Demand: The demand for doctors is not surprising: in a country with a population of 39 million, there were only 13,000 native doctors, of whom more than 5,000 fled the country after the revolution. Stark poverty stalks provinces like Kurdistan, Khuzestan, and Sistan-Baluchistan, where peasants try to eke out a sparse livelihood from saline soil. And no Iranian doctor is willing to serve in areas like Kurdistan, where civil war has made life quite dangerous.
There are quite a few illegal Indian residents in Iran, most of them have slipped across the border from Afghanistan, and work as truck drivers and construction workers. But construction work has come to a standstill after the war, and so the Indian embassy on Avenue Saba in Teheran is every day issuing ‘emergency certificates’, which enable the holder to travel back to India.

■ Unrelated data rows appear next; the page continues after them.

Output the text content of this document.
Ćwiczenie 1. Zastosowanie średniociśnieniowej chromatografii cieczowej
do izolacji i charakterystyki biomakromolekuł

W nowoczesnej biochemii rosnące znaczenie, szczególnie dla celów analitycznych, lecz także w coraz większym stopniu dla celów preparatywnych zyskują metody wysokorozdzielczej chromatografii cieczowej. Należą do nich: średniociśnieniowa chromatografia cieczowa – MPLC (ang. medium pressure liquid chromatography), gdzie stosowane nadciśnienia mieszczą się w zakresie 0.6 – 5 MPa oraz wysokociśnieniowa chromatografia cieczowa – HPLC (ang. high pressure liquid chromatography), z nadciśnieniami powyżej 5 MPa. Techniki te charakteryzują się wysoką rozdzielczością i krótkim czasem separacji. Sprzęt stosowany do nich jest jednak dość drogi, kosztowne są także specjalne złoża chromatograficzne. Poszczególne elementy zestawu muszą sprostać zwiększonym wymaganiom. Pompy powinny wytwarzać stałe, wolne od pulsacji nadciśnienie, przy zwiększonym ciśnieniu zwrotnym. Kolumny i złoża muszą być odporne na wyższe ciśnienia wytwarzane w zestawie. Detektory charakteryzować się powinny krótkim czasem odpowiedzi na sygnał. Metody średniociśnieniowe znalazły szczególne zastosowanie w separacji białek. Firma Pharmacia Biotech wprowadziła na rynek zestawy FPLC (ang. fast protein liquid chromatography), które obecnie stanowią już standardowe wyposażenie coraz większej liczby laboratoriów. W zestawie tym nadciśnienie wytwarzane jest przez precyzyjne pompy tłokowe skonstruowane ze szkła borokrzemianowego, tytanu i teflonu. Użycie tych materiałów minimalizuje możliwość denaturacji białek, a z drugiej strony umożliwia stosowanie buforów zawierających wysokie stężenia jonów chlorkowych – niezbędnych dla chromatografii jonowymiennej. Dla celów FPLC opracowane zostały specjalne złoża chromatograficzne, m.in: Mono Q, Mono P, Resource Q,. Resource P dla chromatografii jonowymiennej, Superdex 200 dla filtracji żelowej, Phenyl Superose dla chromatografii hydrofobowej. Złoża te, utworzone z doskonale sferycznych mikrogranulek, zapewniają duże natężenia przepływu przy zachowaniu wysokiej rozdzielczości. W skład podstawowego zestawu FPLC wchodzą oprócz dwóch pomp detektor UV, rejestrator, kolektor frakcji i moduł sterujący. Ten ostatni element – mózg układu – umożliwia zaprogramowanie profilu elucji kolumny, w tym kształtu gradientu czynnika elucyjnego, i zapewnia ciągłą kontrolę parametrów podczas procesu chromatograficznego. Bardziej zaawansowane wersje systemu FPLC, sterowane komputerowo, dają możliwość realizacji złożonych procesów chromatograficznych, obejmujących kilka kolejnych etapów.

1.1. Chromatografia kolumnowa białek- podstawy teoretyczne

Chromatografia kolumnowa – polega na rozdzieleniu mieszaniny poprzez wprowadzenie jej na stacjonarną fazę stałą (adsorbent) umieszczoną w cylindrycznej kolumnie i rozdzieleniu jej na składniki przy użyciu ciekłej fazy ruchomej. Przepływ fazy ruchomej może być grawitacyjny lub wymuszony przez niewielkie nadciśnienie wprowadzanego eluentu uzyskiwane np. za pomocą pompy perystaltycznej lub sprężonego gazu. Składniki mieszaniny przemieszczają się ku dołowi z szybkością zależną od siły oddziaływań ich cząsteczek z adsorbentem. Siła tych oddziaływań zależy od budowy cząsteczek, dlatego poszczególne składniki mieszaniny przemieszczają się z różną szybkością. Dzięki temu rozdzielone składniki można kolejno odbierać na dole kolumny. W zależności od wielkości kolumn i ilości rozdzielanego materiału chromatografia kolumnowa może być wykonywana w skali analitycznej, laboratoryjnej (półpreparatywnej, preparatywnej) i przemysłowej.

The shortages the Western sanctions and the war brought about have affected Indians more than most. Milk, sugar, and rice are staple items in their diets; as are vegetables. One frequently hears complaints about wives being forced to stand in long queues for rations. As a result, most Indians, who have lived in pre and post-revolution Iran, tend to speak nostalgically about the Shah’s days. “Life was so good, it was almost like Europe” they say.
Indian embassy officials in Teheran have not been spared their share of problems. Food (and liquor) stores are vastly depleted since supplies used to come in from London and Delhi. Petrol is rationed for diplomats too, although their allowance is more generous than the ‘Iranian’. When the diplomatic bag goes once a week from Teheran, a special petrol allowance has to be obtained through the Foreign Ministry for the long car ride to Bandar Anzali on the Caspian Sea, where a courier from the Indian embassy in Moscow comes with the bag from Delhi. The Teheran-Bandar Anzali-Moscow-Delhi route takes as many as ten days. Strangely, although the Teheran embassy could have been housed in a good building bought during the land price crash, it is still housed in a rented building and presents a seedy appearance. The only advantages of the location: the proximity of the local Pasdaran Hq and the Palestinian embassy.
One Indian who has reason to be fed up with Iran is the AIR correspondent in Teheran, C.V. Raman. Raman has been there since October 1978 and was witness to the final stages of the revolution. His post-revolution reportage has not, as far as one can make out, been objectionable. But Raman (who stays in Teheran with his wife) has to go through a nerve-wracking run-around every so often with the Foreign Ministry, the Ministry of Guidance (a symbolic name for the Ministry of Information) and the national police (who refuse to recognise the authority of the other ministries). Raman is granted two-week visas and is frequently threatened with non-renewal, although he holds an official passport and has embassy personnel helping him. In contrast, the Voice and Vision of Iran correspondent in Delhi is granted one-year accreditation by our magnanimous government.
The situation is summed up by a senior Indian embassy official who was in China at the height of the cultural revolution there. “Life was pretty dangerous then,” he recalls, “but compared to Beijing, Teheran is a hardship post five times over.”